Таких «веселых хитрецов» в рассказах Ласкина много. Только они каждый раз разные. Есть среди них и «не очень положительные герои», однако и они выглядят не как отпетые негодяи, а, скорее, как неудачники, попавшие в комическую ситуацию не по своей вине: заставила нужда. Таков пожилой и скромный человечек Казак Ю. С. («Фестиваль в городе Н»). Он жертва жулика Мамайского, директора филармонии, который раздул липовые штаты, собрал далеких от искусства людей и сделал их артистами. «Гонец за железнодорожными билетами», Казак принужден стать певцом. И вот нагрянула комиссия из Москвы, проверяют штаты, Мамайский показывает «артистов». Подошла очередь выступать Казаку. Вышел он на эстраду, как на эшафот. Этот несчастный маленький человек напомнил нам гоголевского Акакия Акакиевича. Одет он был во фрак мальчикового размера, в желтых туфлях под игривым названием «Верочкин фасон». Выглядел виноватым и жалким. Пел ужасно. И понятно, ибо последний раз он пел в 1913 году на выпускном вечере в университете, причем не лишним будет заметить, что университет кончал не он, а его брат! Казак понял сразу, что провалился, но не пал духом, молодцевато захлопал руками и запел: «Эх, Дуня-Дуня, Дуня — я, Дуня — ягодка моя!»
Ласкин относится к людям с осторожностью гуманного художника, заинтересованного в том, чтобы не обидеть их, уберечь от хамства, от социальных несправедливостей.
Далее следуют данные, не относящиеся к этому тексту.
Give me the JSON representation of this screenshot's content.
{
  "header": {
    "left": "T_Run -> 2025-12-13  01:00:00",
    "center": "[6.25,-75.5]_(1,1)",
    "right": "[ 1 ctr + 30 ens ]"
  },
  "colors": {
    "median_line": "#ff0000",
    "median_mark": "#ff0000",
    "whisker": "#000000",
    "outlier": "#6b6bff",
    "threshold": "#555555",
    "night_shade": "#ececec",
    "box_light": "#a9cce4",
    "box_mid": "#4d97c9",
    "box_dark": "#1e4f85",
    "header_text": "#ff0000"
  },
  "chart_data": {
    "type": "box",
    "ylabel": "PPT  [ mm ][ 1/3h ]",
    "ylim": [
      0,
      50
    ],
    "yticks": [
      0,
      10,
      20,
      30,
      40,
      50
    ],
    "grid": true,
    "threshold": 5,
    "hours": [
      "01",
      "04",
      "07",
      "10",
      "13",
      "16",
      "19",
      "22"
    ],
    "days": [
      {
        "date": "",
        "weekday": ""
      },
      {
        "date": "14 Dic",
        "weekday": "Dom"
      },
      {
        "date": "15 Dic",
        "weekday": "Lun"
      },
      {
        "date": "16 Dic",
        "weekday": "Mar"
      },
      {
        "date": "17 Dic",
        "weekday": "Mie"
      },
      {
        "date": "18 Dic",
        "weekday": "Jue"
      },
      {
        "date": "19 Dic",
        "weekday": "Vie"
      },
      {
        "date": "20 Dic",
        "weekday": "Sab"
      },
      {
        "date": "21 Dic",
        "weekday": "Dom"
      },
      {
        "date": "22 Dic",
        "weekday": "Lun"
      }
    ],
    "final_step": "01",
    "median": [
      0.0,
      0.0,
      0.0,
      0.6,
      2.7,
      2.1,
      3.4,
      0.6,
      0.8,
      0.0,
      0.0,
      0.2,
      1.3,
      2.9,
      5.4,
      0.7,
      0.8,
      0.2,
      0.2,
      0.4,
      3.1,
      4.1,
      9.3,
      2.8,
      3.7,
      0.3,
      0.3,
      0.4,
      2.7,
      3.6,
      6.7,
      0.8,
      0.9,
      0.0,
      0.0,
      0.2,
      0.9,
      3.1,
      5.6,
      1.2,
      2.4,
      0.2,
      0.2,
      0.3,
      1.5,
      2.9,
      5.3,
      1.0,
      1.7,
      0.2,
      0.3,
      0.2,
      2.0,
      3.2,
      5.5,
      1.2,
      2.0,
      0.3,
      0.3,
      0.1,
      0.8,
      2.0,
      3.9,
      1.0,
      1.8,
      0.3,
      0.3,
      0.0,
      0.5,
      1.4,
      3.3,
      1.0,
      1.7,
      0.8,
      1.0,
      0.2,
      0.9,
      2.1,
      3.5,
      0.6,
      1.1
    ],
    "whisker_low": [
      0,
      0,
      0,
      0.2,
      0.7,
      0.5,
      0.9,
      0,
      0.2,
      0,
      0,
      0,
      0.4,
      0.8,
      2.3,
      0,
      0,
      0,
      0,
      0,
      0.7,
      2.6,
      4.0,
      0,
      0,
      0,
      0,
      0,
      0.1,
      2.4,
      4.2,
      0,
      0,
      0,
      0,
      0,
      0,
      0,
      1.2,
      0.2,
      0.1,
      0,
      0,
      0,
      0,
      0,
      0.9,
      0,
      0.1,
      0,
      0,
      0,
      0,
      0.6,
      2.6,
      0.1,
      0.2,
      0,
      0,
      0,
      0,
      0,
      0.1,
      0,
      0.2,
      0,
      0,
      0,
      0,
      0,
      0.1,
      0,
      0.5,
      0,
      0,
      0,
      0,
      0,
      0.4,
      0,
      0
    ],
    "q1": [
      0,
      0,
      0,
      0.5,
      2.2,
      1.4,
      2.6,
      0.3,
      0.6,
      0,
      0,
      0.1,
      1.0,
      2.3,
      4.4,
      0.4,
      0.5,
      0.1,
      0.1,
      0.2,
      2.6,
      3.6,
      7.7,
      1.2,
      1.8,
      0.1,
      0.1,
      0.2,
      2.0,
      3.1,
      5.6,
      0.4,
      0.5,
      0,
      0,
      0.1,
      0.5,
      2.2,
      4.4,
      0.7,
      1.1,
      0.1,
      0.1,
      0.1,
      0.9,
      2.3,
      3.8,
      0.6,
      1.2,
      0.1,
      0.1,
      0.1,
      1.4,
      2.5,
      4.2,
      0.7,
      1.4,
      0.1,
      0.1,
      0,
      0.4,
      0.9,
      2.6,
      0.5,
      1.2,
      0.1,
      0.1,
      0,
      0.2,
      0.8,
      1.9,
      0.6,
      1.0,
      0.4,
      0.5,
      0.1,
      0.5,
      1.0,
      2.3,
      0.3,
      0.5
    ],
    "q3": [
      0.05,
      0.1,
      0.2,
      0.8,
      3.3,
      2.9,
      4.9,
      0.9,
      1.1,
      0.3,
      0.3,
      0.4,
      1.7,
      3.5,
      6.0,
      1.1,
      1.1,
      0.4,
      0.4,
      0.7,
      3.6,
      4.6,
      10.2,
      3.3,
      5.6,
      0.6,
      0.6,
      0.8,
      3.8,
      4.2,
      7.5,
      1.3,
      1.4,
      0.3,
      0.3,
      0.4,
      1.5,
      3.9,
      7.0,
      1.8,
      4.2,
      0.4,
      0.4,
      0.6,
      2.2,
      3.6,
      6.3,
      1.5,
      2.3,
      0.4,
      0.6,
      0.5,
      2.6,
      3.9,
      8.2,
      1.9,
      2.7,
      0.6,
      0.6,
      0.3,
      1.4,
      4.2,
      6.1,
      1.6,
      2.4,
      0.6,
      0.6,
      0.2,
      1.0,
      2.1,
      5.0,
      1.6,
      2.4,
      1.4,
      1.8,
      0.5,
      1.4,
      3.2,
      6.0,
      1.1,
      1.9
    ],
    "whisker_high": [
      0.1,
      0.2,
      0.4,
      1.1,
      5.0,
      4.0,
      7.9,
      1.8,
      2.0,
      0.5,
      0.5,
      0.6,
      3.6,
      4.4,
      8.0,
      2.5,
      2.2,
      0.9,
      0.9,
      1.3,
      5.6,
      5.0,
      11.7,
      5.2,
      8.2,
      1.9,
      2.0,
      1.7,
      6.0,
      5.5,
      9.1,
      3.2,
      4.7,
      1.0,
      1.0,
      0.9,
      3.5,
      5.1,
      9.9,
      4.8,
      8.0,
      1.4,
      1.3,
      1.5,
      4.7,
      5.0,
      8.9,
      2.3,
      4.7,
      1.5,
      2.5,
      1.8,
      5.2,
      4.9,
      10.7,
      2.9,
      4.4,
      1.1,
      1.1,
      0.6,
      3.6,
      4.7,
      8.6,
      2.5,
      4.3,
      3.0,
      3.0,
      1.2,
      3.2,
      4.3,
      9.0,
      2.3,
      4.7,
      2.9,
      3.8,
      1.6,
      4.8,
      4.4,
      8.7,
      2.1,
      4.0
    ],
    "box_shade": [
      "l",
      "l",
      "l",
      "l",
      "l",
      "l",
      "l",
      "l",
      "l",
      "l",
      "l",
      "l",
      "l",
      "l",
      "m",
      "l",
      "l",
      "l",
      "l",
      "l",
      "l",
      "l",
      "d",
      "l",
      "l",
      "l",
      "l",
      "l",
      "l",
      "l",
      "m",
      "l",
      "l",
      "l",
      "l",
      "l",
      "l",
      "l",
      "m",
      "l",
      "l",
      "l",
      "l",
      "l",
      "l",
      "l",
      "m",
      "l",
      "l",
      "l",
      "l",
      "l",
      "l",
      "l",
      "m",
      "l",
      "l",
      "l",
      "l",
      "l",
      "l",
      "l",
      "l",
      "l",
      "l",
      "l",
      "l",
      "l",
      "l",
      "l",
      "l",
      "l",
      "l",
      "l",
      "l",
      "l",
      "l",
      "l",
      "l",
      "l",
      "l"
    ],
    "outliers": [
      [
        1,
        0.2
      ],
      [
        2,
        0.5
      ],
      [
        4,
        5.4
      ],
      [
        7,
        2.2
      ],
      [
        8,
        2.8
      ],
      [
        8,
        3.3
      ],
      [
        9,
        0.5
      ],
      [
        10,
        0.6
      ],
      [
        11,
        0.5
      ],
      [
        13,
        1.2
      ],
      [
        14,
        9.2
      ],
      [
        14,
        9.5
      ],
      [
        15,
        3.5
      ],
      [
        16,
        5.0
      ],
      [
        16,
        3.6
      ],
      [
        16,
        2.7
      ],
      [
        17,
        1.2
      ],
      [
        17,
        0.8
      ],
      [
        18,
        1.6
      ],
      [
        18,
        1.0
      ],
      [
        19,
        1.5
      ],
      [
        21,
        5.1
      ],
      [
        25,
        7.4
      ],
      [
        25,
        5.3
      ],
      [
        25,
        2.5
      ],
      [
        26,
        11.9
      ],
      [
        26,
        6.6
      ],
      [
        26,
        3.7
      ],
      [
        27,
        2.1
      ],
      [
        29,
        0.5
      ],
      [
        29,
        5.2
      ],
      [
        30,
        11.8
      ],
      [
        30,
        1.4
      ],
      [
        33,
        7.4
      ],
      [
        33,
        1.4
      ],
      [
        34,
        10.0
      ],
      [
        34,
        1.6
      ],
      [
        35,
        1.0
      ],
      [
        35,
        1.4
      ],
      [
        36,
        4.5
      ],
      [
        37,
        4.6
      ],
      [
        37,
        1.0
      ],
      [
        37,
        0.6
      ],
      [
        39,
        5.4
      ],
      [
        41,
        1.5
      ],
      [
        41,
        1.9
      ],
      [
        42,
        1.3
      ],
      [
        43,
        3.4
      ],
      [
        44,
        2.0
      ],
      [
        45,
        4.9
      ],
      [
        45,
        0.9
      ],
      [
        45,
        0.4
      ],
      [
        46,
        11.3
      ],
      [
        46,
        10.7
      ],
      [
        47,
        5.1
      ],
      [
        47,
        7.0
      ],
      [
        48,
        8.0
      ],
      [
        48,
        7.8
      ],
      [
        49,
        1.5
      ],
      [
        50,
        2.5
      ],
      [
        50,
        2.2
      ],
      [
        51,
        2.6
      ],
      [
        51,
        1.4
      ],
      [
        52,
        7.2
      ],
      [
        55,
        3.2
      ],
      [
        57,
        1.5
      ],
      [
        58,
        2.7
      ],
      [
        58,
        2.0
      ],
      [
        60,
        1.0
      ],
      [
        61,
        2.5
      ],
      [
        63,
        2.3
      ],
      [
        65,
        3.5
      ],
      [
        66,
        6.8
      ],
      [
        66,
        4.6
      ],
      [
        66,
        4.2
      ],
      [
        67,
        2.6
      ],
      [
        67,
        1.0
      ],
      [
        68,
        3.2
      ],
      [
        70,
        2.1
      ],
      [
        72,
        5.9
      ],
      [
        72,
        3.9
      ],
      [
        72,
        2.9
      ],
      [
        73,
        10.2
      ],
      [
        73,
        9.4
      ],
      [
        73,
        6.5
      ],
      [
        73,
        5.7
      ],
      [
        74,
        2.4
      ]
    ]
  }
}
Ласкин убежден, что «для того, чтобы тебя полюбил хороший человек, надо самому быть хорошим человеком». Но дело не только в этой шутливой фразе. Писателю хочется защитить людей от тоски и одиночества. Он знает, как скучно и неинтересно быть одному. Люди надеются на клубы «После 30-ти», на «Брачную газету», иногда это им помогает обрести счастье и покой, чаще же они терпят неудачу. Эта гуманистическая тема органически входит в юмористическую прозу писателя, придает ей особый аромат и особое «интимное» настроение.
Маленькие рассказы, новеллы Ласкина — это своеобразная энциклопедия жизни. В этом жанре писатель чувствовал себя смело и уверенно. Именно малоформатная проза была ему близка и органична. Когда же он обращался к жанру более емкому и масштабному — к повести, чувствовалось, как ему трудно, возникали сбои в ритме, встречались повторы и натяжки. По-моему, повести «День, ночь и снова день» (1974) и «Близкие люди» (1977) не принесли Ласкину желаемого успеха, хотя написаны они с той же неизменной улыбкой, с тем же любовным отношением к персонажам, но цельности и художественной новизны в повестях я не вижу.